Review: Arms and the Man

‘a highly recommendable adaptation’

George Bernard Shaw’s Arms and the Man is a curious two-hour play, exploring the highly topical subject of opposing views on the romanticisation of war and the blind idolisation of soldiers through some of the most over the top characters I have encountered on stage. Although I left last night’s performance unsure about the effectiveness of Shaw’s relentlessly farcical script, there is no doubt that DUCT has managed to stage a highly recommendable adaptation of it.

While it is customary in reviews to save praise for the production team till last, their efforts must really be lauded here. Technical Director Caleb Bond’s lighting design was simple yet elegant, even though transitions were at times jarringly quick. The blue moonlight through the windows, the silhouetted night encounter that sets the story into motion, and the colour washes on the mountainous backdrop were all expertly executed yet deceptively effective.

The producing trio of Zoe Coxon, Charlotte Thomas and Elle Pickston have pulled off a truly impressive feat in masking the Assembly Rooms stage’s odd proportions through deft set dressing that is also pleasantly surprising in its attention to detail. Save for the small misstep of the grotesquely large pink ribbon in Raina’s hair, the costumes are also a massive success – they are beautiful, elaborate and appear to fit the actors from head to toe. Speaking of toes, perhaps the easiest way to tell that a production team has paid attention to every last detail is by observing the actors’ footwear. Often in student productions the shoes are the downfall of authenticity, but I am pleased to say that every member of the cast was wearing an appropriate pair.

Finally, director Sam Westwood and his assistant Steph Horrocks deserve much praise for the thorough execution of a creative vision that resulted in eight distinctly drawn yet layered characters.
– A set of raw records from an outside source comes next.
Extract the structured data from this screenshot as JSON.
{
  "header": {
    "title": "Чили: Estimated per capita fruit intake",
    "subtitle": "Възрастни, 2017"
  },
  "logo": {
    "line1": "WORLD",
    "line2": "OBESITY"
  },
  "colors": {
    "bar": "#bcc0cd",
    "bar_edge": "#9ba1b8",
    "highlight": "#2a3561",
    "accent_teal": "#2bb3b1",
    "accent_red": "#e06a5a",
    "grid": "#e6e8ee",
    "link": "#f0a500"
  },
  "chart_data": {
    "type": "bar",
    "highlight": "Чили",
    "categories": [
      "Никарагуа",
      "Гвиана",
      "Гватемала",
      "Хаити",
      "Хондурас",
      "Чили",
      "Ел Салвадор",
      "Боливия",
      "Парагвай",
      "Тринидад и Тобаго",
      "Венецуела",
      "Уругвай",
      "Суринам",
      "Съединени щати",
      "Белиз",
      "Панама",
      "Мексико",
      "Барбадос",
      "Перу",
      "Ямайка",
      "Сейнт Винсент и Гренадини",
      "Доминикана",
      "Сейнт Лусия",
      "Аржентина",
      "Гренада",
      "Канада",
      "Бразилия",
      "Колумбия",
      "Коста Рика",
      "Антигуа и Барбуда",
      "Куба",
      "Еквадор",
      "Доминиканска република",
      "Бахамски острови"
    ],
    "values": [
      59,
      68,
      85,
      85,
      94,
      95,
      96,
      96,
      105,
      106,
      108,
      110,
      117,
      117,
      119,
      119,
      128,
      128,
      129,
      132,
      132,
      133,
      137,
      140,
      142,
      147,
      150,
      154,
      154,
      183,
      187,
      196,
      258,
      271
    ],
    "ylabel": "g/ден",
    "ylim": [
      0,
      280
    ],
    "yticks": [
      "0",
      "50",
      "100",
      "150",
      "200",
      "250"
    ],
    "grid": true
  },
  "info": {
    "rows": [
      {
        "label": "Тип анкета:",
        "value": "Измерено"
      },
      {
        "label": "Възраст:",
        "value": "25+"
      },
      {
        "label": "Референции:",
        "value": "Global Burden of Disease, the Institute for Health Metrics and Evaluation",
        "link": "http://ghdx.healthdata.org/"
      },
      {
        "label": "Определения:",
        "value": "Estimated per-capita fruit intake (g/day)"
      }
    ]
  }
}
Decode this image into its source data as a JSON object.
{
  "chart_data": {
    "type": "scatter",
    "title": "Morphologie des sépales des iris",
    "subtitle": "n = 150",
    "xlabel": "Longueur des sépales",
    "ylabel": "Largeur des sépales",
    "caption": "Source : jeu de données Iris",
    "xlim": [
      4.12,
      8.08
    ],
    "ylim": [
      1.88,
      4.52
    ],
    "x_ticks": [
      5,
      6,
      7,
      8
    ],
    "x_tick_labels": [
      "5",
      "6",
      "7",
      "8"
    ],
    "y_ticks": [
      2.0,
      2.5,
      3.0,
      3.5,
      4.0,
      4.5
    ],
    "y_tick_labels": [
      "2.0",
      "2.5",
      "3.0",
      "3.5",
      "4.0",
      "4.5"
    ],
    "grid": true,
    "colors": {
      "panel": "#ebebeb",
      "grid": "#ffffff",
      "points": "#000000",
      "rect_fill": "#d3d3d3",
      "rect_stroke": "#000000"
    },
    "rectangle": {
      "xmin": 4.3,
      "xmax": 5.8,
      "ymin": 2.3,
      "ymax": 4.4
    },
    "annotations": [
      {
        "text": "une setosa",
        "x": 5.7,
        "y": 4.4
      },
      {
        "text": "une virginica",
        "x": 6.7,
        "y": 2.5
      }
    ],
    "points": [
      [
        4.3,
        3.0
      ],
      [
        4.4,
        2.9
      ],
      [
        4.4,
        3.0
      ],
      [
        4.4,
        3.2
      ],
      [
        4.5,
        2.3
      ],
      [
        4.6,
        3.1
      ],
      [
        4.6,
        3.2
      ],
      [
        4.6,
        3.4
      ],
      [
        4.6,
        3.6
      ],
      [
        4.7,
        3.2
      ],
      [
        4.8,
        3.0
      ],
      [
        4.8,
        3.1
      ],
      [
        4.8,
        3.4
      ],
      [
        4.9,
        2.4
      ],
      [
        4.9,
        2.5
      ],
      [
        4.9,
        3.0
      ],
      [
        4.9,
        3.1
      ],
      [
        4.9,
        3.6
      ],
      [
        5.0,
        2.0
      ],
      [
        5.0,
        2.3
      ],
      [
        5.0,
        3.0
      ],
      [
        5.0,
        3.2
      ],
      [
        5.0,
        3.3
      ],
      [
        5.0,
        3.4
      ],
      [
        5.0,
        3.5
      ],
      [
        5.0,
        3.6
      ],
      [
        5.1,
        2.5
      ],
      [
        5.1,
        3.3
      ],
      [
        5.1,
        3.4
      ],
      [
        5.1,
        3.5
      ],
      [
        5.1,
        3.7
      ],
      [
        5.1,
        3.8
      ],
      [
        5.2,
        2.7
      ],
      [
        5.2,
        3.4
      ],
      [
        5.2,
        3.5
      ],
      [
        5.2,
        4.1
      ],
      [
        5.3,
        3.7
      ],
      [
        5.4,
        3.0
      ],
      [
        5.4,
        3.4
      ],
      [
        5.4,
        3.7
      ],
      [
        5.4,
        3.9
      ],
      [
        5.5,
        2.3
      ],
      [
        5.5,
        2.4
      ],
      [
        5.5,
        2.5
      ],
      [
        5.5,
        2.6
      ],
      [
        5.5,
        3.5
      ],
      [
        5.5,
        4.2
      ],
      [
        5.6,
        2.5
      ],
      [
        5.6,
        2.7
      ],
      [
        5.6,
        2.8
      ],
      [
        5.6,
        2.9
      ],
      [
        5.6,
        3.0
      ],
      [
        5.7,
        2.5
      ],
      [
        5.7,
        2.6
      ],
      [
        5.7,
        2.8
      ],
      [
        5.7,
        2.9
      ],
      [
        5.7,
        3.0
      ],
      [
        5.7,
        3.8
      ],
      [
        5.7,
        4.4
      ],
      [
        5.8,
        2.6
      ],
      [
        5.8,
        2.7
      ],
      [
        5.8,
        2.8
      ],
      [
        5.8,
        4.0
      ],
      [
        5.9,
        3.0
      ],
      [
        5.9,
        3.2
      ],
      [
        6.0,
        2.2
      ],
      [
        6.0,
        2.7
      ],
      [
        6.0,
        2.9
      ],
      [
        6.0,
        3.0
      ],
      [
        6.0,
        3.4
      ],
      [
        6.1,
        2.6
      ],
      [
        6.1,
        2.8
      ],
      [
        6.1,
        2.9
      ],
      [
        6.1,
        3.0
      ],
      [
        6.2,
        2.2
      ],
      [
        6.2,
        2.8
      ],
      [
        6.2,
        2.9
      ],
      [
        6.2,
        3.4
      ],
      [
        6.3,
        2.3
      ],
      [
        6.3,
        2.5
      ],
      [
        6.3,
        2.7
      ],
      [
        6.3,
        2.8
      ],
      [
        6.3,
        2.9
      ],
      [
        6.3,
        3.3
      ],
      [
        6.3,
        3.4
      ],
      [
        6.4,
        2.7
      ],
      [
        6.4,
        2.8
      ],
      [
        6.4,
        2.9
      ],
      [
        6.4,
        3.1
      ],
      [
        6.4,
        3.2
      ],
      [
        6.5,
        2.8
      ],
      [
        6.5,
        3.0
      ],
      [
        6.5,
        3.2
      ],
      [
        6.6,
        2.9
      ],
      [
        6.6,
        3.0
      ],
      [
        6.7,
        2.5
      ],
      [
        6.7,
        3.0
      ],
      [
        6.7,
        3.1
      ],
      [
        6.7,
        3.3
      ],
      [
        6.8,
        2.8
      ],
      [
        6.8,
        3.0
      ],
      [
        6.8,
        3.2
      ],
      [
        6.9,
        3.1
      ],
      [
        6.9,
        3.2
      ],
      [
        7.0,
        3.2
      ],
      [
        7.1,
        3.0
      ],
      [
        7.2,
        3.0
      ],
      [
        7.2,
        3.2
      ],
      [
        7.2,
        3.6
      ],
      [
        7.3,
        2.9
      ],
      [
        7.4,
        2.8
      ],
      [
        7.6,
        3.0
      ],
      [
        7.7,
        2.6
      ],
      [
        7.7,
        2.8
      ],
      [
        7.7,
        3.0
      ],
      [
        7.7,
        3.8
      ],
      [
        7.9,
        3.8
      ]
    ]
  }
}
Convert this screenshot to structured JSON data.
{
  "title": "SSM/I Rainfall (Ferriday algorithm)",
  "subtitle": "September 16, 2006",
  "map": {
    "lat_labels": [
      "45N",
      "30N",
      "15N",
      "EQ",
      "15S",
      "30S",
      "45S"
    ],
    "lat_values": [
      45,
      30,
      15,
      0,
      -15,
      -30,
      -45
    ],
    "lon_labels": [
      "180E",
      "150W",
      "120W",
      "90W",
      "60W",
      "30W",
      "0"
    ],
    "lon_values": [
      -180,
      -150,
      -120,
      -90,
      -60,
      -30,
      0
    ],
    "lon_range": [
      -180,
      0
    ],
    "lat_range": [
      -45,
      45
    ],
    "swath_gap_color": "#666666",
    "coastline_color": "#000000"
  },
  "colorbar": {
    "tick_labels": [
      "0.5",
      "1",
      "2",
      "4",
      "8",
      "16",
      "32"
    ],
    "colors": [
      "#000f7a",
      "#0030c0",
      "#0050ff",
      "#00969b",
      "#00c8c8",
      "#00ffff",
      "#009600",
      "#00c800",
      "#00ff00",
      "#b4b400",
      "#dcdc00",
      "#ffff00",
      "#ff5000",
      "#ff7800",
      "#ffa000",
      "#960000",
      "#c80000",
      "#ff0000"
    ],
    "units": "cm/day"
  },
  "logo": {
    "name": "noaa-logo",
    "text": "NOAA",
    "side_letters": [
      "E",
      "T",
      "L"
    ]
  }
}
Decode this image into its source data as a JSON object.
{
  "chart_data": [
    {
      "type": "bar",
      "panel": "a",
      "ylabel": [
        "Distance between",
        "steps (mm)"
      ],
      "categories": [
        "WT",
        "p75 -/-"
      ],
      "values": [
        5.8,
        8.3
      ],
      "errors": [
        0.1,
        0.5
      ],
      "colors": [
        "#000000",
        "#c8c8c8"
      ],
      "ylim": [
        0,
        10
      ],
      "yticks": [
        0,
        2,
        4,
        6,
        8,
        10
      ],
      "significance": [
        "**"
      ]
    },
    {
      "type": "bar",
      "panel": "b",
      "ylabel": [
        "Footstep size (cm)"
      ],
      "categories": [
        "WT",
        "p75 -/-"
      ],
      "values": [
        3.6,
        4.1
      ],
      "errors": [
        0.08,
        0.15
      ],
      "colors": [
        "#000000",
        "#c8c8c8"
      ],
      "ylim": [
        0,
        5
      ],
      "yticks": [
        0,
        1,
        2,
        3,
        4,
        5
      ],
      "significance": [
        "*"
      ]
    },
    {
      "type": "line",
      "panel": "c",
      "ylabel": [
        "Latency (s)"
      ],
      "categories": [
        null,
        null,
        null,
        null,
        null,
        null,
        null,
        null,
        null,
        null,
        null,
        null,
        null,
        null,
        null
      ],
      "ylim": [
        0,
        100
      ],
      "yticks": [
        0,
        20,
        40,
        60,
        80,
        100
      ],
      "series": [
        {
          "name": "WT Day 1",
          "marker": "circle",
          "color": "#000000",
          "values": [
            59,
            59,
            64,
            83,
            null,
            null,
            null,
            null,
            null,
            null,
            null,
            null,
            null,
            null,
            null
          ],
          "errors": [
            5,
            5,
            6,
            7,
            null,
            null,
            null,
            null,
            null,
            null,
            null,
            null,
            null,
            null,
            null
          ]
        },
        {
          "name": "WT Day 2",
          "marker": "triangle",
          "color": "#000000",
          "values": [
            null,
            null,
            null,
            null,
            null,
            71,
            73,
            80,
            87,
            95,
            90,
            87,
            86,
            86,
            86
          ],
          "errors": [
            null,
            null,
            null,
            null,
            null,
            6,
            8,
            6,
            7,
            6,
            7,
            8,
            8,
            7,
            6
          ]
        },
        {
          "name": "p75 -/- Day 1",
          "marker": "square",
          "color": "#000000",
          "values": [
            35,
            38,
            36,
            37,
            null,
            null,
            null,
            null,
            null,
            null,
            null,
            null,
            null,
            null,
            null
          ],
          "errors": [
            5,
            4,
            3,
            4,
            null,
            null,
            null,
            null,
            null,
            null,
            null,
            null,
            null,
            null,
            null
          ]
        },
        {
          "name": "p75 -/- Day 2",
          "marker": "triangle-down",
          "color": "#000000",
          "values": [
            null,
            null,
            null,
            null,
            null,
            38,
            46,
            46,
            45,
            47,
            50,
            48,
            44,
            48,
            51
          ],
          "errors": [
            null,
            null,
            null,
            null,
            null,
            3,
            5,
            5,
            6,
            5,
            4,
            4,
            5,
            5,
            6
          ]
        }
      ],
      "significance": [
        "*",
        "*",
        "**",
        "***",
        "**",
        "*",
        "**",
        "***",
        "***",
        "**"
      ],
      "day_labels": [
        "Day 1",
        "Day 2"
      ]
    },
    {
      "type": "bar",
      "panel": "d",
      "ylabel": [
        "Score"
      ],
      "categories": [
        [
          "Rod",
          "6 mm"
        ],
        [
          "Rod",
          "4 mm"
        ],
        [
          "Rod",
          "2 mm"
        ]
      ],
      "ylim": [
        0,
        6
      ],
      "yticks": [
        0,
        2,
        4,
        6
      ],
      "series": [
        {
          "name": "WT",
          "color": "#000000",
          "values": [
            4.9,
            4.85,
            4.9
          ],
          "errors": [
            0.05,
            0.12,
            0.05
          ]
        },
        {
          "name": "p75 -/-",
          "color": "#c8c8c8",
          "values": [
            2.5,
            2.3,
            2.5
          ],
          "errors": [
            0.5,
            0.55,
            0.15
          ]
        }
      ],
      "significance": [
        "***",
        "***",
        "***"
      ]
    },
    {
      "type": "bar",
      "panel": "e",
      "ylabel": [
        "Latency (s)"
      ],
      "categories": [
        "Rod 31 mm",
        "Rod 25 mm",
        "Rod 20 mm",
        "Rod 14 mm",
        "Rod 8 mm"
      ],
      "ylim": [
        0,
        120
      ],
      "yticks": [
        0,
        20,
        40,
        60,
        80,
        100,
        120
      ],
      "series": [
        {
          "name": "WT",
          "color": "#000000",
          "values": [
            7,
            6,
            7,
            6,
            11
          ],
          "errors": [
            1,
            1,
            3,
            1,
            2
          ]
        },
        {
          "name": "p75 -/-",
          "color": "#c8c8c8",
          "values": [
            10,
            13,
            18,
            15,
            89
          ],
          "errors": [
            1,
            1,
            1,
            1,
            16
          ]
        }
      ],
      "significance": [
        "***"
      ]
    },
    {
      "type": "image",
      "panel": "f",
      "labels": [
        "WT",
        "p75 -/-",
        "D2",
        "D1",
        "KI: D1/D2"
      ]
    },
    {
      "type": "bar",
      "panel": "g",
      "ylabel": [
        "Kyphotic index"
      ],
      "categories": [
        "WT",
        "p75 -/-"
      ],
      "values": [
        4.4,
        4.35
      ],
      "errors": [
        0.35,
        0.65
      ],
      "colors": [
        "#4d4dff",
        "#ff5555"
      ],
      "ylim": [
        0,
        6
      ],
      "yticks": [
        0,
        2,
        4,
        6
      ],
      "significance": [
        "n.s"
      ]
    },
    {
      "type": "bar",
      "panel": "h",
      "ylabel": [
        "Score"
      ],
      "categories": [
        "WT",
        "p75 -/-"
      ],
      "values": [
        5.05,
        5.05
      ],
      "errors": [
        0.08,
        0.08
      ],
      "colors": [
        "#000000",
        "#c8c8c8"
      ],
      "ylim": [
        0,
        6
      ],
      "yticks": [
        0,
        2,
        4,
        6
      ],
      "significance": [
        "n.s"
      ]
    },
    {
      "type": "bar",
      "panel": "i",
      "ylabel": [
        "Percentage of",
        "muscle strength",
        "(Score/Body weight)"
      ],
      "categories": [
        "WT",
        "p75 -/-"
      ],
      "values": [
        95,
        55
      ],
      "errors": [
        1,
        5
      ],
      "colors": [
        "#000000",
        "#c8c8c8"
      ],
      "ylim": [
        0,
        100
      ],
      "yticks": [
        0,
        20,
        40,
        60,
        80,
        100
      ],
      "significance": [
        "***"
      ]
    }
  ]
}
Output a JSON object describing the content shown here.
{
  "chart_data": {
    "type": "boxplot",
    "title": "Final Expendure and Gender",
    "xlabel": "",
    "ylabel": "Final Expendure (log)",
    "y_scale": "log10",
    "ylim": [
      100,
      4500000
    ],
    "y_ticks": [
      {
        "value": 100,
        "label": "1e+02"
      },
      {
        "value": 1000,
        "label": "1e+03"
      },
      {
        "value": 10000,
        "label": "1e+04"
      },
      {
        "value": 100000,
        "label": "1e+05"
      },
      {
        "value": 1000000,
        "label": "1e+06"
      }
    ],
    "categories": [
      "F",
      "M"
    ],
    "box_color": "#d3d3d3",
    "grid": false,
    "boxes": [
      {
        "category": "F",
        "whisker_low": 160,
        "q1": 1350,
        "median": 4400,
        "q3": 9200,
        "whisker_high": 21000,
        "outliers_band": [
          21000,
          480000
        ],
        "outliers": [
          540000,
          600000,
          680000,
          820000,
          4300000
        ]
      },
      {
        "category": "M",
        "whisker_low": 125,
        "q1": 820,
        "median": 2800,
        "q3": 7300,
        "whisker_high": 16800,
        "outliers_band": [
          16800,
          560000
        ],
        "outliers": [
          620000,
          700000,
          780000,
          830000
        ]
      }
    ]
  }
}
While the blocking of the first act was at times terribly frustrating – many of Raina Petkoff’s (Izzie Price) reactions and facial expressions were completely lost to the audience – it was not a mistake that can’t be fixed with more directing experience, particularly in the Assembly Rooms.

Moving on to the cast, it was quite clear that that many were suffering from first night nerves given the uneven start to the first act. Lines were initially delivered at full speed in mistaken attempts at conveying excitement and urgency, and the first encounter between Raina and Captain Bluntschli (Archie Law) was certainly uneasy, though not for the right reasons. Halfway through the first act, however, everyone seemed to have found their footing.

Izzie Price was a particularly charming presence onstage, and her transitions between delight, disbelief and ultimately the perfect amount of 19th century attitude as Bluntschli recounted the tale of the cavalry charge were a pleasure to watch. Raina’s overdramatic screams of horror at various points in the play may have come across as annoying in any other hands, but Price made each one distinct and perfectly timed to inject the right amount of hilarity into each scene.

On the topic of hilarity, the pairings of Major and Mrs Petkoff (Josh Williams and Erin Welch) and servants Nicola and Louka (Nathan Chatelier and Josie Williams) were easily the comic highlights of the production. Welch’s absurdly high-pitched voice was perfection in combination with her tightly composed facial expressions, and Josh Williams managed to steal entire scenes with a simple grunt. Meanwhile, Chatelier and Josie Williams were at their best when playing off each other, and I couldn’t help but wish that the unlikely romantic pairing would somehow work out if for no other reason than to see them in more scenes together.

Last but certainly not least, Archie Law and John Halstead contrasted each other wonderfully as the perpetually bemused Swiss mercenary Bluntschli and the terrifyingly uptight Sergius Saranoff. Everything from the tension in their faces to their postures and tone was clearly distinct, yet not in a way that made the audience feel as though they were being shown a right and a wrong suitor for Raina.

Before last night’s show began, I overheard two audience members behind me talking about how they’d spontaneously decided to see Arms and the Man with five minutes to spare. I would highly recommend that anyone unsure of what to do with their weekend do the same.